Nikos Kazantzakis: Alexis Sorbas (1946)
So manches Land hat eine heimliche Hymne, die Lebensgefühl und Selbstverständnis des Volkes besser zum Ausdruck bringt als die nicht selten schwülstig-bedeutungsschwer dräuende, offizielle Nationalhymne. Beispielsweise beginnt die griechische Hymne mit den pathetischen Worten „Ich erkenne dich an der Klinge des Schwerts“und ist sage und schreibe 158 Strophen lang. Kein Wunder also, wenn sich nationalstolze Griechen lieber in „Sorbas’ Tanz“wiedererkennen, jenem wortlosen Bouzouki- und Sirtakitaumel, den Mikis Theodorakis für die Verfilmung von Nikos Kazantzakis’ Roman „Alexis Sorbas“komponierte. Schriftsteller und Buch, Film, Komponist und Musik sind zwar längst zum Klischee griechischer Kultur und Lebensart zusammengeschnurrt, aber ein realistischer Kern steckt bekanntlich in jedem Klischee.

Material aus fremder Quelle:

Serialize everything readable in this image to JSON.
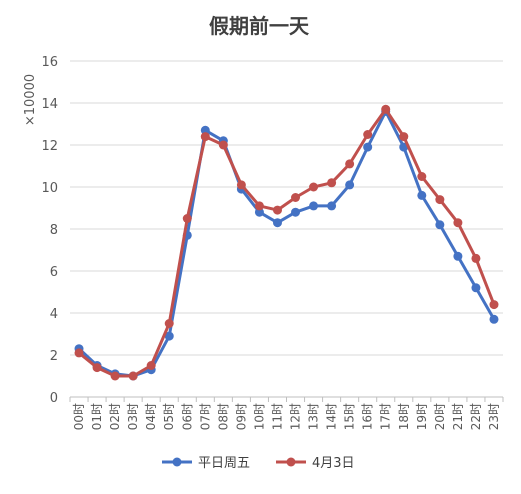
{
  "chart_data": {
    "type": "line",
    "title": "假期前一天",
    "ylabel": "×10000",
    "xlabel": "",
    "ylim": [
      0,
      16
    ],
    "yticks": [
      0,
      2,
      4,
      6,
      8,
      10,
      12,
      14,
      16
    ],
    "grid": true,
    "legend": "bottom",
    "categories": [
      "00时",
      "01时",
      "02时",
      "03时",
      "04时",
      "05时",
      "06时",
      "07时",
      "08时",
      "09时",
      "10时",
      "11时",
      "12时",
      "13时",
      "14时",
      "15时",
      "16时",
      "17时",
      "18时",
      "19时",
      "20时",
      "21时",
      "22时",
      "23时"
    ],
    "series": [
      {
        "name": "平日周五",
        "color": "#4472c4",
        "values": [
          2.3,
          1.5,
          1.1,
          1.0,
          1.3,
          2.9,
          7.7,
          12.7,
          12.2,
          9.9,
          8.8,
          8.3,
          8.8,
          9.1,
          9.1,
          10.1,
          11.9,
          13.6,
          11.9,
          9.6,
          8.2,
          6.7,
          5.2,
          3.7
        ]
      },
      {
        "name": "4月3日",
        "color": "#c0504d",
        "values": [
          2.1,
          1.4,
          1.0,
          1.0,
          1.5,
          3.5,
          8.5,
          12.4,
          12.0,
          10.1,
          9.1,
          8.9,
          9.5,
          10.0,
          10.2,
          11.1,
          12.5,
          13.7,
          12.4,
          10.5,
          9.4,
          8.3,
          6.6,
          4.4
        ]
      }
    ]
  }
}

Kazantzakis (1883-1957), Jurist und Romancier, versuchte 1916 mithilfe eines älteren Freunds ein Kohlebergwerk zu betreiben. Der Versuch scheiterte kläglich, wurde jedoch zur Keimzelle des Buchs, das er mehr als 25 Jahre später schrieb, als er vom Tod dieses Freunds erfuhr: „Ich sehe den Namen, und sofort springt vor mir das dunkelblaue Meer Kretas auf und überflutet mein Gehirn.“Der Roman wurde nicht nur zum Requiem für einen ungewöhnlichen Menschen, sondern zu einer Hymne auf „die schöpferische, jeden Morgen sich erneuernde Naivität, unaufhörlich alles zum ersten mal zu sehen und den ewigen alltäglichen Elementen Jungfräulichkeit zu verleihen – dem Wind, dem Meer, dem Feuer, der Frau, dem Brot.“Das klingt zwar auch hemmungslos patheselbst tisch, wird aber durch Sorbas’ derbe Bodenständigkeit und seinen dreisten Mutterwitz ausbalanciert. Mag sein, dass der Film und die unverwüstliche Musik diesem Stoff fast gerechter wurden als der Roman. Dennoch ist „Alexis Sorbas“eines der beiden Bücher, die jeder Griechenland-Reisende, der auf der Suche nach Wahrheit im Klischee ist, gelesen haben sollte.